「自分の場所を決めて安住する思いは持ち過ぎない位がちょうどいい」エドワード・サイード OUT OF PLACE talismanさんの映画レビュー(感想・評価)
自分の場所を決めて安住する思いは持ち過ぎない位がちょうどいい
サイードは、ほぼ積ん読だった『オリエンタリズム』の著者でもあるからずっと気になっていた。未だ積ん読なのでせめて映画を見ようと思った。
ドキュメンタリーにはある時期から用心深くなっているが、この作品は大丈夫だった。今の世界状況に胸が苦しくなり、これまでのアラブ人=パレスチナ人、ユダヤ人に関しての自分の無知を恥じた。それでも希望を貰えた気持ちになった。サイードが生前、いかに身の危険にさらされながら語り執筆し行動してきたか。チョムスキー自身ですらそうなのに、自分とは話にならないほどだったとのチョムスキーの言葉に胸が痛んだ。

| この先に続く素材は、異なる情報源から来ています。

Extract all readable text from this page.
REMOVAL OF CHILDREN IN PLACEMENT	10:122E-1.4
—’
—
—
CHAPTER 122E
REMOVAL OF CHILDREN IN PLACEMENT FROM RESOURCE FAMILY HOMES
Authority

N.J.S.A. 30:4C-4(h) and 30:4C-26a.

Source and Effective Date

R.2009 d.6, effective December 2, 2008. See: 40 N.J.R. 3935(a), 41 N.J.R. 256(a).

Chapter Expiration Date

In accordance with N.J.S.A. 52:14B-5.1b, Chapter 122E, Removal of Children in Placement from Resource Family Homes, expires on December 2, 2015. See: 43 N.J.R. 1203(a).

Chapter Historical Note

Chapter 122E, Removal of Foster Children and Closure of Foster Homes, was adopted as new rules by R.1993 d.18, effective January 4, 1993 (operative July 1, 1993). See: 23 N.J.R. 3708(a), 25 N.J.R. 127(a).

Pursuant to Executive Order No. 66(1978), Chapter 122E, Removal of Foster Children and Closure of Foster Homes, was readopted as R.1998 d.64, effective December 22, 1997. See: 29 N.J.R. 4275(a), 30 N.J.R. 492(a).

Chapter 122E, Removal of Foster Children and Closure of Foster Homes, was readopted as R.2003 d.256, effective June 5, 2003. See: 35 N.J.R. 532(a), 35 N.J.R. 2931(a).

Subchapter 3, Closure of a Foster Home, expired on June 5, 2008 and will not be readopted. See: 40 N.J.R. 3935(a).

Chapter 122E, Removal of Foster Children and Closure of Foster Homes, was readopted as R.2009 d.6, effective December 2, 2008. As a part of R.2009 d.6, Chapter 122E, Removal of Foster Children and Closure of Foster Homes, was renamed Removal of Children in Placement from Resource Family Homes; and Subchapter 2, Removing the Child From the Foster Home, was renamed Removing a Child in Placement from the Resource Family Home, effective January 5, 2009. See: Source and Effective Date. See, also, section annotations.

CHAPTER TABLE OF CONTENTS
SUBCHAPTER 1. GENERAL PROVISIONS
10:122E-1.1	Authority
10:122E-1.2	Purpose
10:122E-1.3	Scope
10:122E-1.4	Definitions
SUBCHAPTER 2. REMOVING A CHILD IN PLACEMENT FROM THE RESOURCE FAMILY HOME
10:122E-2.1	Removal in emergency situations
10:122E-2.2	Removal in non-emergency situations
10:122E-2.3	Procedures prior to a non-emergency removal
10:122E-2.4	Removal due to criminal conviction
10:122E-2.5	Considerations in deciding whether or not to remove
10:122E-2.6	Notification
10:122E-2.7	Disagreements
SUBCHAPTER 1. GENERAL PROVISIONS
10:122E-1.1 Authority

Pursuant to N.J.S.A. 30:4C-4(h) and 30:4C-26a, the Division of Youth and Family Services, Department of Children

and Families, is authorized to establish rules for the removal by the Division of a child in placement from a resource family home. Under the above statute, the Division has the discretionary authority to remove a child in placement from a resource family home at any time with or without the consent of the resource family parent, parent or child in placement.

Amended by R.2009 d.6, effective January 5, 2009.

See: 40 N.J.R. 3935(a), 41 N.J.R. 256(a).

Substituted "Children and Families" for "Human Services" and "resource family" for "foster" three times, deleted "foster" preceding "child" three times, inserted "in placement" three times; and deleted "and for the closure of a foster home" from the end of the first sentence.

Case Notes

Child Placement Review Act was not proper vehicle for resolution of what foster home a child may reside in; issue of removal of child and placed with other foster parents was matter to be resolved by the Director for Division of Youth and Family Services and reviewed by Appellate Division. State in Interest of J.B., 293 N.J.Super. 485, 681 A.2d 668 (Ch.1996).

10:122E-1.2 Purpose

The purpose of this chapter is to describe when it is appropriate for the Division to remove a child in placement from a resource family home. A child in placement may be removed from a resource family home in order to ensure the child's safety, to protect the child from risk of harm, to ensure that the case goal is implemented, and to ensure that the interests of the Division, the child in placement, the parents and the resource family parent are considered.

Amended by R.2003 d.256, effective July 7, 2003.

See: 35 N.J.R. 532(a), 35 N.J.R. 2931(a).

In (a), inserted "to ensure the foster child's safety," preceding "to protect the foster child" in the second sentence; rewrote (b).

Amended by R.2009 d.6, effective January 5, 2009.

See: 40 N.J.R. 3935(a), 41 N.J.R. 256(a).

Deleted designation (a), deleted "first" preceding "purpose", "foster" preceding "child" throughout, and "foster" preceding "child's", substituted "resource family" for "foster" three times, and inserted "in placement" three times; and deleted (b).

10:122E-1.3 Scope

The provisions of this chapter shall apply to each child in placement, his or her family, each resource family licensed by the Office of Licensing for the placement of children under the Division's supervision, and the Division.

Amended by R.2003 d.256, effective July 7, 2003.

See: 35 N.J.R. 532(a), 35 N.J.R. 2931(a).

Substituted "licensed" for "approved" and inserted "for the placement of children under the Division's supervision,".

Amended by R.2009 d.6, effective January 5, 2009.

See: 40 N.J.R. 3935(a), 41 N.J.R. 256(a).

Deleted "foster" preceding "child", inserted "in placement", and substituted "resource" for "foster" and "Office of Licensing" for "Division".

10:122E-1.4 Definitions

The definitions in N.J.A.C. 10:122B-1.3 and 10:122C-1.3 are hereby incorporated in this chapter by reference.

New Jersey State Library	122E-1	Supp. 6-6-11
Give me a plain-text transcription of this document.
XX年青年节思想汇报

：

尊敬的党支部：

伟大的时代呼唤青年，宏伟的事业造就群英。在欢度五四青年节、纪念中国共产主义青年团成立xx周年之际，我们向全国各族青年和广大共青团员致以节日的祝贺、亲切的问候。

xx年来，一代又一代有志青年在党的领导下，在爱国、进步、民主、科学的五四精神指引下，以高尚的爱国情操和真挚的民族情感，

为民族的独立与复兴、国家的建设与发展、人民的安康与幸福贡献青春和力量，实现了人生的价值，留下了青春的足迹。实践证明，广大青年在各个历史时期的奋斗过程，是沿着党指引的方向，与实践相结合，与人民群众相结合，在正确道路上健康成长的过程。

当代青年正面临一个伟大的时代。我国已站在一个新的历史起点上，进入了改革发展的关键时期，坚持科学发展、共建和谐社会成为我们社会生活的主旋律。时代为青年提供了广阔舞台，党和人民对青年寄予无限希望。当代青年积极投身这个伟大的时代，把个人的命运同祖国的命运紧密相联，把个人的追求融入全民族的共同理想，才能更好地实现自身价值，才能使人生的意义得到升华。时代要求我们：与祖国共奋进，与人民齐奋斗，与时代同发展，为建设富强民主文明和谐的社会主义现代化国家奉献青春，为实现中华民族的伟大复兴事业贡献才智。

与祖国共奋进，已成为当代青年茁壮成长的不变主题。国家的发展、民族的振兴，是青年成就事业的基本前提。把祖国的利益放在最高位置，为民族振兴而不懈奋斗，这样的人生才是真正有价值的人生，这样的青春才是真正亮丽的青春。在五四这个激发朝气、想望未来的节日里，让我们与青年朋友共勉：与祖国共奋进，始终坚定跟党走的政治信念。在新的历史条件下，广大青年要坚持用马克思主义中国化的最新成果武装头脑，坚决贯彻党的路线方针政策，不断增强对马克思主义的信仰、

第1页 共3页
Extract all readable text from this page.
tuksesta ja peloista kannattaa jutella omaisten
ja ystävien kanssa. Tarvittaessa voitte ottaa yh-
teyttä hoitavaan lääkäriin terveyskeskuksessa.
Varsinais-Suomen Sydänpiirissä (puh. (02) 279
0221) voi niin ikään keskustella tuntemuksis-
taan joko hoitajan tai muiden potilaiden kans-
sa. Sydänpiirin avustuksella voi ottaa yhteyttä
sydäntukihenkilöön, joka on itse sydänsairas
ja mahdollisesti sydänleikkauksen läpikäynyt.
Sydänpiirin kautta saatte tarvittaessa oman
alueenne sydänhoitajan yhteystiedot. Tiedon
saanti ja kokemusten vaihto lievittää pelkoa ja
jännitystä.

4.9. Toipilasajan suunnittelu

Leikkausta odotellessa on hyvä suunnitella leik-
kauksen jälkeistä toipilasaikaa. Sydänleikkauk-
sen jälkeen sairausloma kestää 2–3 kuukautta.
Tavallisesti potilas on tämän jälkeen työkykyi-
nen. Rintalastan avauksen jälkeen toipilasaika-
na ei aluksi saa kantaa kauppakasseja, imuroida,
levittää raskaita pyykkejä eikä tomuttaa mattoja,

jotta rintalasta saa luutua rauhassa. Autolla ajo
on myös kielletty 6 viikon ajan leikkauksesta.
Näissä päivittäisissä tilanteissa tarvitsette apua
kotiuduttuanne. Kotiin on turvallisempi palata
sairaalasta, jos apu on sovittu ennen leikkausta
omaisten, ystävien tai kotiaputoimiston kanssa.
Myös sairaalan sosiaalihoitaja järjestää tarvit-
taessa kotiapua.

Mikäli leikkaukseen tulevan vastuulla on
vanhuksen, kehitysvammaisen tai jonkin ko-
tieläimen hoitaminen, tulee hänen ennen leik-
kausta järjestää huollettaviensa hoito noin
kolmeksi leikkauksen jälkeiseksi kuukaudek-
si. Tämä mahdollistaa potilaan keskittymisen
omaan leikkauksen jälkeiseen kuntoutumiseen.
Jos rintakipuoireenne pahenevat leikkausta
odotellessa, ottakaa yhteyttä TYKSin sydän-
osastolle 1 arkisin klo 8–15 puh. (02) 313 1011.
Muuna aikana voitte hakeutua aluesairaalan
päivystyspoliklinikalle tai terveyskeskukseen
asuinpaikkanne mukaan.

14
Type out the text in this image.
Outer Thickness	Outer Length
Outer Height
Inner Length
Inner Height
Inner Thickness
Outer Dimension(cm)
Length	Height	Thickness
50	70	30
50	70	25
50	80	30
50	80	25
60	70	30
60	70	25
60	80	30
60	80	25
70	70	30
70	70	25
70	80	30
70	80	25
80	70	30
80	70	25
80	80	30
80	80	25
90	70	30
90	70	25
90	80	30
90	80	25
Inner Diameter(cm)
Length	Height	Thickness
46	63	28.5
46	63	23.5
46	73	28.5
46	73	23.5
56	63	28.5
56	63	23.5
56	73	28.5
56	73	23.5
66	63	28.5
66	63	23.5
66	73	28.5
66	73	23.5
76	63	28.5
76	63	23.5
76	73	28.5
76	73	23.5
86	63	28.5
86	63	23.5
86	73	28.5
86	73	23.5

批判されつつ自分の立ち位置を「喪失礼讃」にして命を懸けた(もっともっと長生きしたかったろう)サイードを知った。ポスト・コロニアル研究の先駆者、自分と世界を織り込みながら思考を続けた論者であり学者であり学生を育てた教授、エルサレムで生まれ父の仕事の関係でエジプトのカイロでも暮らしたキリスト教徒であるパレスチナ人。アメリカのコロンビア大学で長く教鞭をとっていたサイードは、妻の出身でもあるレバノンを愛しレバノン料理を愛した。サイードの墓はレバノンにある。
ユダヤ人指揮者のバレンボイムと共に、イスラエルとパレスチナの若き才能ある演奏者が共にクラシック音楽を奏でるウェスト=イースタン・ディヴァン管弦楽団を作った。このオーケストラの名称は、18世紀から19世紀にかけてありとあらゆる知的活動をおこなった作家ゲーテの晩年の詩集『西東詩集』から。映画「クレッシェンド」を思い出す。
あれかこれかでなく、あれもこれも可能な世界を作れないだろうか?あるいは別の解決策を見つけることは?あるべき所からあえて外れ、自分はこうだ、と決めつけない。他者との交渉無くして誰も生きていけない。対話をやめない。あえてさまよい続ける生き方を選ぶ。人種、民族、宗教、言語で私達を分離・分断しないで欲しい。ユダヤ人もアラブ人=パレスチナ人も、みんな仲良く同じ町で暮らしていた。
映画を見終わって泣けて仕方なかった。「やっぱり○○が一番」(○○は日本、我が家など色々・・・)とどうしても言えない自分でいい。どこかに所属してる感(帰属意識)が乏しい自分でいい。根っこがない感じでいい。サイードは学生に厳しかったようだから私がもし学生だったら一瞥もされなかったろう。でもそういう先生に会えたことを宝物にする学生もいる。